Students, who, as a group, are most affected by the change, have mixed reactions to the bill.

“I am against it because the government is involved in to much of this stuff,” sophomore Megan Pardy said. “We are losing control of were our money goes.”

Sophomore Andrew Harvey fears that the government’s takeover may harm students.

“If the Stafford loans dry up, that affects more than half of the St. Edward’s students,” Harvey said. “If that happens we are gone. We are back to the community colleges in our hometowns.”

But Harvey said that he’s no necessarily opposed to the government running the program.

“The idea having to pay back two different entities is what I am opposed to,” Harvey said.

Senior Sarah Broll said that Congress is focusing on the wrong issue. She said she wants Congress to fix the job market instead of complicating the loan system.

“If they want to make sure students can reimburse them for the loans than they need to make more jobs available,” Broll said.

 

The House Vote

The house voted 253 to 171 in favor of the bill. Three Austin-area Congressmen represent districts that cover the University of Texas at Austin, St. Edward’s University, Huston-Tillotson University, Austin Community College and Concordia University. Two of the Congressmen voted against the bill and one voted for it.

U.S. Rep. Michael McCaul R-Texas, who represents part of UT and whose district stretches from Austin to Houston, said that he always supported expanding the availability of college aid, but voted against this specific bill.

“By giving the federal government a monopoly over student lending, this plan will eliminate choice, competition, and innovation in our student loan system,” McCaul said, “Moreover, in an environment where job security is already a concern, this bill will lead to job loss for those involved with the Federal Family Education Loan program.”

U.S. Rep. Lamar Smith R-TX said that he voted against this bill because it replaces the respected Federal Family Education Loan Program with a government run system of lending.

“A government-run lending program would be bad for students, bad for schools, and bad for jobs,” Smith said, “It would provide the bare minimum in services to students and families while adding layers of costly bureaucracy and mountains of additional paperwork.”

U.S. Rep. Lloyd Doggett D-Texas, who voted for this bill and whose district St. Edward’s lies in, said that students from Huston-Tillotson University, the University of Texas, Texas State University, Austin Community College, and St. Edwards University will receive around $83.1 million dollars in Pell Grants over the next decade thanks to the bill.

“By eliminating the unnecessary middle-man role of private financial institutions, cutting red tape, and lending directly to students, the federal government will have more money for our students and more resources left over to apply to reduce the national debt,” Doggett said.

The bill has not yet been voted on by the U.S. Senate. Both the House and the Senate will have to pass the bill in exactly the same form before passing it on to President Obama to sign or veto.

 

History

The Student Aid and Fiscal Responsibility Act follows the Ensuring Continued Loans Act of 2008 that allowed the U.S. Department of Education to purchase Stafford and Plus loans this past summer.

The government began purchasing loans after the financial crisis decreased funding for student loans.
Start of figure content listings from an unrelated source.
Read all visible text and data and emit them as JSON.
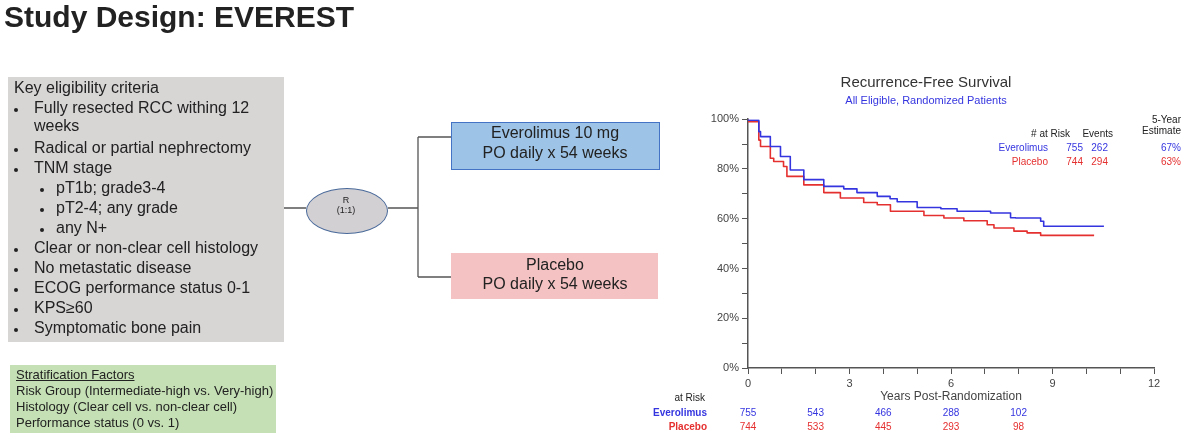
{
  "chart_data": {
    "type": "step",
    "title": "Recurrence-Free Survival",
    "subtitle": "All Eligible, Randomized Patients",
    "xlabel": "Years Post-Randomization",
    "xlim": [
      0,
      12
    ],
    "xticks": [
      {
        "value": 0,
        "label": "0"
      },
      {
        "value": 1,
        "label": null
      },
      {
        "value": 2,
        "label": null
      },
      {
        "value": 3,
        "label": "3"
      },
      {
        "value": 4,
        "label": null
      },
      {
        "value": 5,
        "label": null
      },
      {
        "value": 6,
        "label": "6"
      },
      {
        "value": 7,
        "label": null
      },
      {
        "value": 8,
        "label": null
      },
      {
        "value": 9,
        "label": "9"
      },
      {
        "value": 10,
        "label": null
      },
      {
        "value": 11,
        "label": null
      },
      {
        "value": 12,
        "label": "12"
      }
    ],
    "ylim": [
      0,
      100
    ],
    "yticks": [
      {
        "value": 0,
        "label": "0%"
      },
      {
        "value": 10,
        "label": null
      },
      {
        "value": 20,
        "label": "20%"
      },
      {
        "value": 30,
        "label": null
      },
      {
        "value": 40,
        "label": "40%"
      },
      {
        "value": 50,
        "label": null
      },
      {
        "value": 60,
        "label": "60%"
      },
      {
        "value": 70,
        "label": null
      },
      {
        "value": 80,
        "label": "80%"
      },
      {
        "value": 90,
        "label": null
      },
      {
        "value": 100,
        "label": "100%"
      }
    ],
    "grid": false,
    "legend": "top right",
    "marker": "none",
    "line_style": "solid",
    "series": [
      {
        "name": "Everolimus",
        "color": "#3535e0",
        "x": [
          0,
          0.32,
          0.37,
          0.66,
          0.96,
          1.25,
          1.65,
          2.24,
          2.83,
          3.22,
          3.82,
          4.2,
          4.41,
          5.0,
          5.7,
          6.18,
          7.17,
          7.76,
          7.91,
          8.65,
          8.74,
          8.89,
          10.52
        ],
        "values": [
          100,
          99.6,
          95,
          93,
          89,
          85,
          79.6,
          75.7,
          73,
          72,
          70.5,
          69,
          68,
          66.8,
          64.5,
          64,
          63,
          62.3,
          60.4,
          60.3,
          59,
          57,
          57
        ]
      },
      {
        "name": "Placebo",
        "color": "#e53030",
        "x": [
          0,
          0.32,
          0.37,
          0.66,
          0.76,
          1.05,
          1.15,
          1.65,
          2.24,
          2.73,
          3.42,
          3.82,
          4.21,
          5.2,
          5.79,
          6.38,
          7.07,
          7.27,
          7.86,
          8.25,
          8.65,
          8.7,
          10.23
        ],
        "values": [
          100,
          99,
          91.6,
          89,
          84.3,
          83,
          81,
          77,
          73.6,
          70.5,
          68.3,
          66.5,
          65.6,
          63,
          61.3,
          60.3,
          59.2,
          57.6,
          56.3,
          55,
          54.3,
          53.3,
          53.3
        ]
      }
    ],
    "annotations": [
      "Study Design: EVEREST",
      "Key eligibility criteria",
      "Fully resected RCC withing 12 weeks",
      "Radical or partial nephrectomy",
      "TNM stage",
      "pT1b; grade3-4",
      "pT2-4; any grade",
      "any N+",
      "Clear or non-clear cell histology",
      "No metastatic disease",
      "ECOG performance status 0-1",
      "KPS≥60",
      "Symptomatic bone pain",
      "Stratification Factors",
      "Risk Group (Intermediate-high vs. Very-high)",
      "Histology (Clear cell vs. non-clear cell)",
      "Performance status (0 vs. 1)",
      "R",
      "(1:1)",
      "Everolimus 10 mg",
      "PO daily x 54 weeks",
      "Placebo",
      "PO daily x 54 weeks",
      "# at Risk",
      "Events",
      "5-Year Estimate",
      "755",
      "262",
      "67%",
      "744",
      "294",
      "63%",
      "at Risk",
      "755",
      "543",
      "466",
      "288",
      "102",
      "744",
      "533",
      "445",
      "293",
      "98"
    ]
  }
}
Sallie Mae, the nation’s largest provider of student loans, cut back on lending last year in response to the financial crisis.

Under both bills, students may have to pay more than one loan holder once the repayment period begins.

If a student currently has a Federal Family Education Loan Program loan, they are not disadvantaged in any way if they do not switch over to the Direct Loan Program.

“If a student has a Federal Family Education Loan Program loan, it’s not like they are missing out on a party,” Peterson said.